FlashDecoding++:在GPU上加速大型语言模型推理
FlashDecoding++: Faster Large Language Model Inference on GPUs
November 2, 2023
作者: Ke Hong, Guohao Dai, Jiaming Xu, Qiuli Mao, Xiuhong Li, Jun Liu, Kangdi Chen, Hanyu Dong, Yu Wang
cs.AI
摘要
随着大型语言模型(LLM)在各个领域变得日益重要。然而,在加速LLM推断过程中仍存在以下挑战尚未解决:(1)同步部分softmax更新。softmax操作需要在每个部分softmax结果之间进行同步更新操作,导致LLM中注意力计算的开销约为20%。 (2)扁平GEMM计算的计算资源未充分利用。在LLM推断中执行GEMM的矩阵形状是扁平的,导致计算资源未充分利用,在之前的设计中填充零后性能损失超过50%。 (3)由于静态数据流而导致的性能损失。LLM中的内核性能取决于不同的输入数据特征、硬件配置等。单一和静态数据流可能导致LLM推断中不同形状的GEMM性能损失达50.25%。
我们提出FlashDecoding++,这是一个快速的LLM推断引擎,支持主流LLM和硬件后端。为了解决上述挑战,FlashDecoding++创造性地提出了:(1)带有统一最大值的异步softmax。FlashDecoding++引入了一种统一的最大值技术,用于不同部分softmax计算,以避免同步。 (2)带有双缓冲的扁平GEMM优化。FlashDecoding++指出,具有不同形状的扁平GEMM面临不同的瓶颈。然后,引入了双缓冲等技术。 (3)具有硬件资源适应性的启发式数据流。FlashDecoding++通过考虑输入动态,启发式地优化数据流使用不同的硬件资源。由于FlashDecoding++中优化的多样性,与Hugging Face实现相比,FlashDecoding++在NVIDIA和AMD GPU上可以实现高达4.86倍和2.18倍的加速。FlashDecoding++还在主流LLM上实现了比最先进的LLM推断引擎平均加速1.37倍。
English
As the Large Language Model (LLM) becomes increasingly important in various
domains. However, the following challenges still remain unsolved in
accelerating LLM inference: (1) Synchronized partial softmax update. The
softmax operation requires a synchronized update operation among each partial
softmax result, leading to ~20% overheads for the attention computation in
LLMs. (2) Under-utilized computation of flat GEMM. The shape of matrices
performing GEMM in LLM inference is flat, leading to under-utilized computation
and >50% performance loss after padding zeros in previous designs. (3)

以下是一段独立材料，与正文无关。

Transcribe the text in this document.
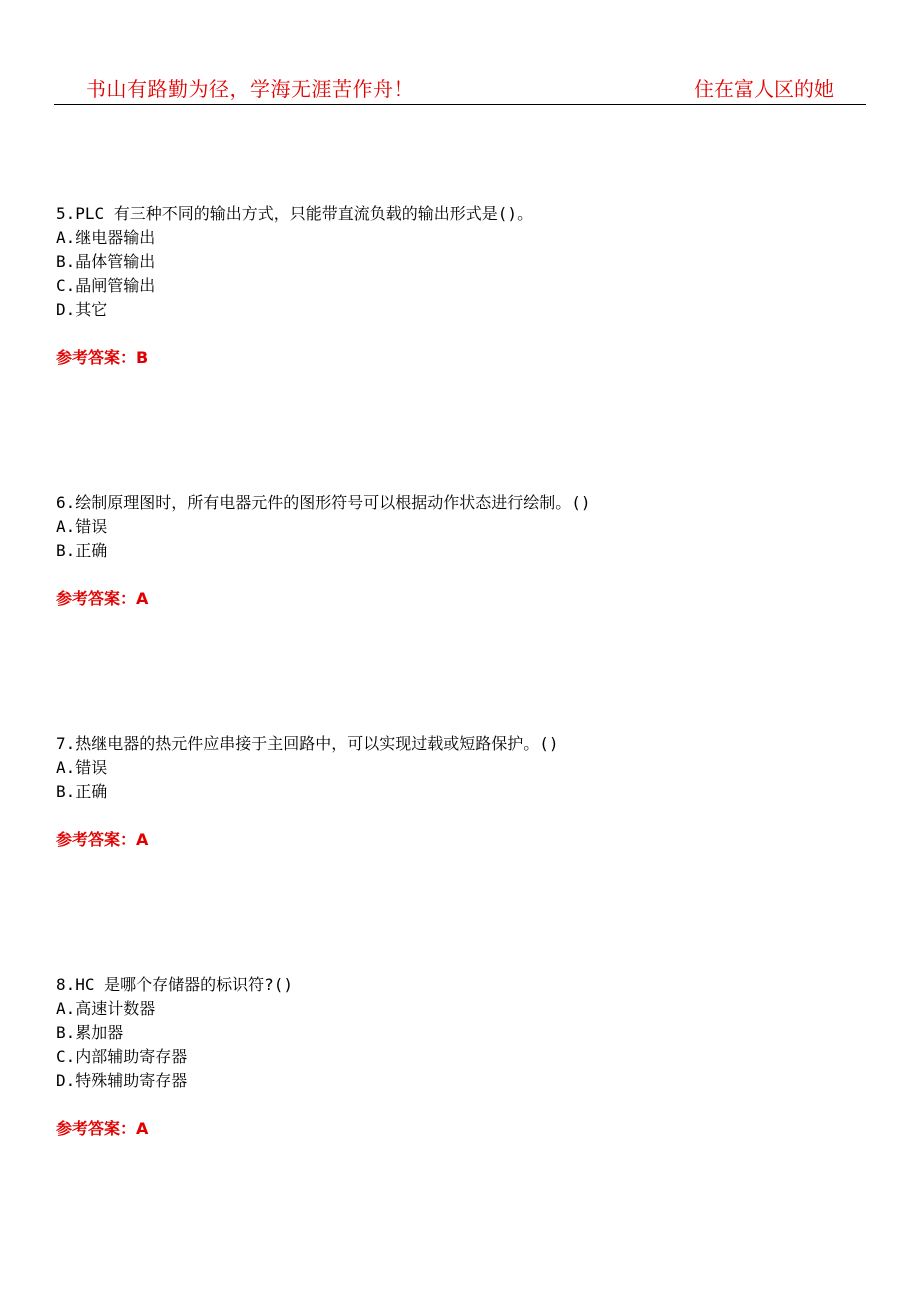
书山有路勤为径，学海无涯苦作舟！	住在富人区的她
5.PLC 有三种不同的输出方式，只能带直流负载的输出形式是()。
A.继电器输出
B.晶体管输出
C.晶闸管输出
D.其它
参考答案：B
6.绘制原理图时，所有电器元件的图形符号可以根据动作状态进行绘制。()
A.错误
B.正确
参考答案：A
7.热继电器的热元件应串接于主回路中，可以实现过载或短路保护。()
A.错误
B.正确
参考答案：A
8.HC 是哪个存储器的标识符?()
A.高速计数器
B.累加器
C.内部辅助寄存器
D.特殊辅助寄存器
参考答案：A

Performance loss due to static dataflow. Kernel performance in LLM depends on
varied input data features, hardware configurations, etc. A single and static
dataflow may lead to a 50.25% performance loss for GEMMs of different shapes in
LLM inference.
We present FlashDecoding++, a fast LLM inference engine supporting mainstream
LLMs and hardware back-ends. To tackle the above challenges, FlashDecoding++
creatively proposes: (1) Asynchronized softmax with unified max value.

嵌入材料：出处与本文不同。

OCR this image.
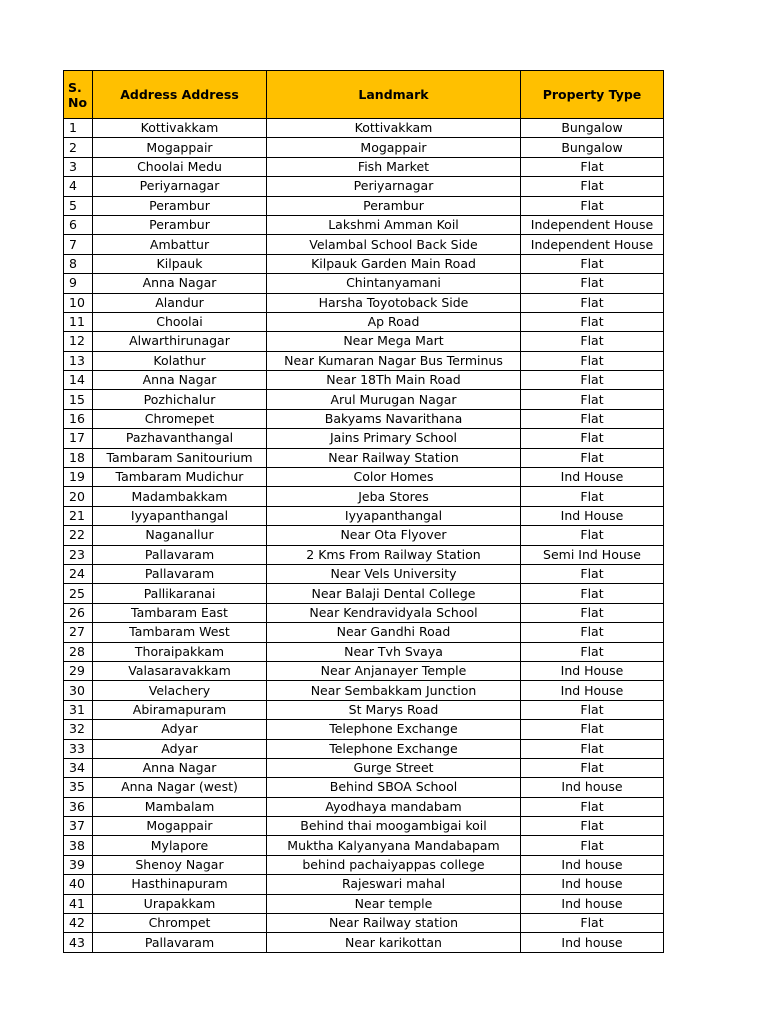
S. No	Address Address	Landmark	Property Type
1	Kottivakkam	Kottivakkam	Bungalow
2	Mogappair	Mogappair	Bungalow
3	Choolai Medu	Fish Market	Flat
4	Periyarnagar	Periyarnagar	Flat
5	Perambur	Perambur	Flat
6	Perambur	Lakshmi Amman Koil	Independent House
7	Ambattur	Velambal School Back Side	Independent House
8	Kilpauk	Kilpauk Garden Main Road	Flat
9	Anna Nagar	Chintanyamani	Flat
10	Alandur	Harsha Toyotoback Side	Flat
11	Choolai	Ap Road	Flat
12	Alwarthirunagar	Near Mega Mart	Flat
13	Kolathur	Near Kumaran Nagar Bus Terminus	Flat
14	Anna Nagar	Near 18Th Main Road	Flat
15	Pozhichalur	Arul Murugan Nagar	Flat
16	Chromepet	Bakyams Navarithana	Flat
17	Pazhavanthangal	Jains Primary School	Flat
18	Tambaram Sanitourium	Near Railway Station	Flat
19	Tambaram Mudichur	Color Homes	Ind House
20	Madambakkam	Jeba Stores	Flat
21	Iyyapanthangal	Iyyapanthangal	Ind House
22	Naganallur	Near Ota Flyover	Flat
23	Pallavaram	2 Kms From Railway Station	Semi Ind House
24	Pallavaram	Near Vels University	Flat
25	Pallikaranai	Near Balaji Dental College	Flat
26	Tambaram East	Near Kendravidyala School	Flat
27	Tambaram West	Near Gandhi Road	Flat
28	Thoraipakkam	Near Tvh Svaya	Flat
29	Valasaravakkam	Near Anjanayer Temple	Ind House
30	Velachery	Near Sembakkam Junction	Ind House
31	Abiramapuram	St Marys Road	Flat
32	Adyar	Telephone Exchange	Flat
33	Adyar	Telephone Exchange	Flat
34	Anna Nagar	Gurge Street	Flat
35	Anna Nagar (west)	Behind SBOA School	Ind house
36	Mambalam	Ayodhaya mandabam	Flat
37	Mogappair	Behind thai moogambigai koil	Flat
38	Mylapore	Muktha Kalyanyana Mandabapam	Flat
39	Shenoy Nagar	behind pachaiyappas college	Ind house
40	Hasthinapuram	Rajeswari mahal	Ind house
41	Urapakkam	Near temple	Ind house
42	Chrompet	Near Railway station	Flat
43	Pallavaram	Near karikottan	Ind house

FlashDecoding++ introduces a unified max value technique for different partial
softmax computations to avoid synchronization. (2) Flat GEMM optimization with
double buffering. FlashDecoding++ points out that flat GEMMs with different
shapes face varied bottlenecks. Then, techniques like double buffering are
introduced. (3) Heuristic dataflow with hardware resource adaptation.

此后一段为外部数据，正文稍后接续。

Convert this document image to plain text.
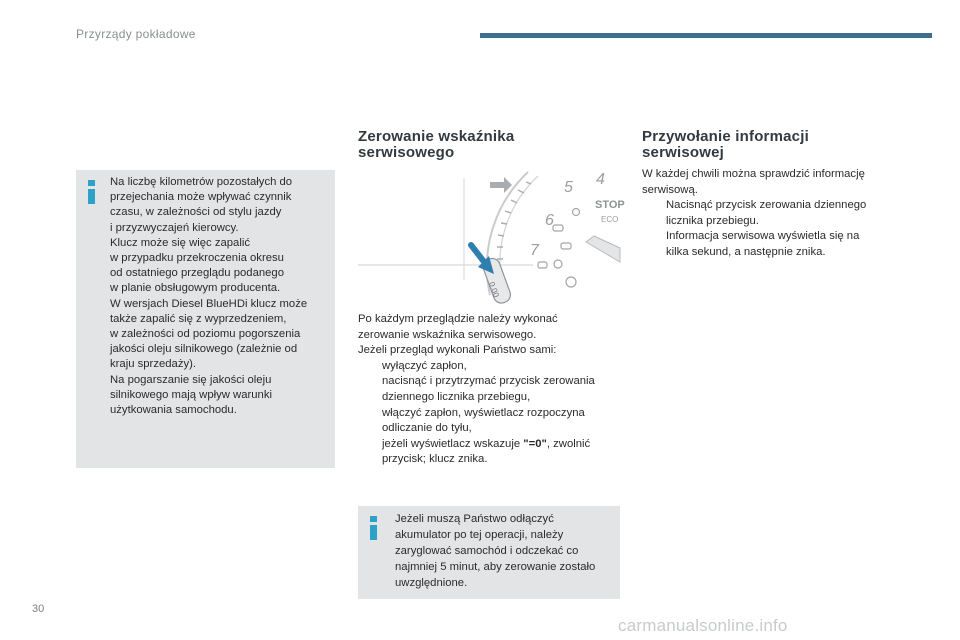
Przyrządy pokładowe

Na liczbę kilometrów pozostałych do

przejechania może wpływać czynnik

czasu, w zależności od stylu jazdy

i przyzwyczajeń kierowcy.

Klucz może się więc zapalić

w przypadku przekroczenia okresu

od ostatniego przeglądu podanego

w planie obsługowym producenta.

W wersjach Diesel BlueHDi klucz może

także zapalić się z wyprzedzeniem,

w zależności od poziomu pogorszenia

jakości oleju silnikowego (zależnie od

kraju sprzedaży).

Na pogarszanie się jakości oleju

silnikowego mają wpływ warunki

użytkowania samochodu.

Zerowanie wskaźnika
serwisowego
4
5
6
7
STOP
ECO
0.00

Po każdym przeglądzie należy wykonać

zerowanie wskaźnika serwisowego.

Jeżeli przegląd wykonali Państwo sami:

wyłączyć zapłon,
nacisnąć i przytrzymać przycisk zerowania
dziennego licznika przebiegu,
włączyć zapłon, wyświetlacz rozpoczyna
odliczanie do tyłu,
jeżeli wyświetlacz wskazuje "=0", zwolnić
przycisk; klucz znika.

Jeżeli muszą Państwo odłączyć

akumulator po tej operacji, należy

zaryglować samochód i odczekać co

najmniej 5 minut, aby zerowanie zostało

uwzględnione.

Przywołanie informacji
serwisowej

W każdej chwili można sprawdzić informację

serwisową.

Nacisnąć przycisk zerowania dziennego
licznika przebiegu.
Informacja serwisowa wyświetla się na
kilka sekund, a następnie znika.
30
carmanualsonline.info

FlashDecoding++ heuristically optimizes dataflow using different hardware
resource considering input dynamics. Due to the versatility of optimizations in
FlashDecoding++, FlashDecoding++ can achieve up to 4.86x and 2.18x speedup on
both NVIDIA and AMD GPUs compared to Hugging Face implementations.
FlashDecoding++ also achieves an average speedup of 1.37x compared to
state-of-the-art LLM inference engines on mainstream LLMs.